Renato Agostinetti est mort, mais la satire ne marche pas non plus particulièrement bien au Tessin. Le décès du fondateur et parolier du Cabaret de Suisse italienne a rappelé combien cet art mordant est devenu rare. Un sujet que RSI a abordé avec Luigi Pedrazzini, président du PPD d’alors (aujourd’hui Centre), mais aussi du CORSI et actuellement vice-président du Festival du Film de Locarno. Une grande attention signifie aussi des taquineries. Quel souvenir en gardez-vous ? «Je garde un souvenir très reconnaissant du Cabaret de Renato Agostinetti, de ses acteurs et cabarettistes, car ils m’ont offert, ils nous ont offert des moments inoubliables de satire, mais aussi de réflexion. Si elle est bien faite, si elle n’est pas idéologique pour ainsi dire, la satire nous fait réfléchir, elle oblige chacun de nous à regarder à l’intérieur de lui-même et à sourire, à l’auto-ironie. Mais cela nous permet aussi parfois de reconnaître les limites de notre travail.

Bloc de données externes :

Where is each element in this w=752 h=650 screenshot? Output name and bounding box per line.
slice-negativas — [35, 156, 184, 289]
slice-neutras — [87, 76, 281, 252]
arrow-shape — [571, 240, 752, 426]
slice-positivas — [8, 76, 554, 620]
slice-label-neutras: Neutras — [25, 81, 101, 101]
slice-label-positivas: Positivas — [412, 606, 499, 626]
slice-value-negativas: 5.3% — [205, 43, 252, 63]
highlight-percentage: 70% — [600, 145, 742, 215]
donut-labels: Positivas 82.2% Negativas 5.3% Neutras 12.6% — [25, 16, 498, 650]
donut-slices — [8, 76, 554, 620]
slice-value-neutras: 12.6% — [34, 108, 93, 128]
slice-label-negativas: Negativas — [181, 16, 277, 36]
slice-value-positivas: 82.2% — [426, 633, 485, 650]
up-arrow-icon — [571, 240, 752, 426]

Pensez-vous que l’état de la démocratie sur un territoire est aussi déterminé par la satire qui y est pratiquée ?
« Je suis d’accord. Je pense que la satire est un élément important de la démocratie. En partie parce qu’elle démystifie le soi-disant pouvoir, met en évidence ses limites et ses contradictions, mais paradoxalement, elle peut aussi l’humaniser et le rapprocher des gens. »
Comment se porte le Tessin, où il n’y a plus de satire politique depuis plusieurs années ? Il y a eu le cabaret de la Suisse italienne, le bihebdomadaire Il Diavolo, qui a fermé ses portes en 2017…
« Objectivement parlant, en ce qui concerne la satire, en ce qui concerne la capacité de sourire de ce que nous faisons, de nous-mêmes, du pouvoir, nous ne nous en sortons pas bien, en fait nous nous en sortons plutôt mal. Mais j’ai parfois l’impression que cette difficulté existe aussi au niveau de la comparaison des décisions, orientations et modes politiques. J’ai l’impression qu’on n’arrive plus à communiquer avec la distance nécessaire et, je le dis entre guillemets, avec le « mal » nécessaire et en même temps le sourire. Parce que la satire ne s’attaque pas seulement aux politiciens. La satire contredit également les modes et les tendances. Notre mode de vie nous concerne donc tous, pas seulement ceux qui sont au pouvoir.»
On entend souvent dire qu’on ne peut pas faire de satire au Tessin parce qu’il y a trop de connaissances et certainement de pressions et de réactions. Est-ce vrai ou peut-être manque-t-il de courage ?
« Je pense qu’il y a de la place, mais malheureusement j’ai l’impression qu’il y a un manque de monde. Des personnages comme Agostinetti, qui savent capter les contradictions et mettre en valeur ce qui fait rire, et peut-être même causer des ennuis à ceux qui sont touchés par la satire. Mais peut-être manque-t-il également la culture de la satire elle-même, autrefois de plus en plus répandue. Je me souviens aussi des hommes politiques, un nom parmi tous les maîtres de la satire est celui d’Alex Pedrazzini. Il était conseiller d’État, mais il cultivait l’humour. Eh bien, aujourd’hui, j’ai l’impression que cette capacité à comprendre nos contradictions, à nous regarder dans le miroir et à sourire, s’est un peu estompée.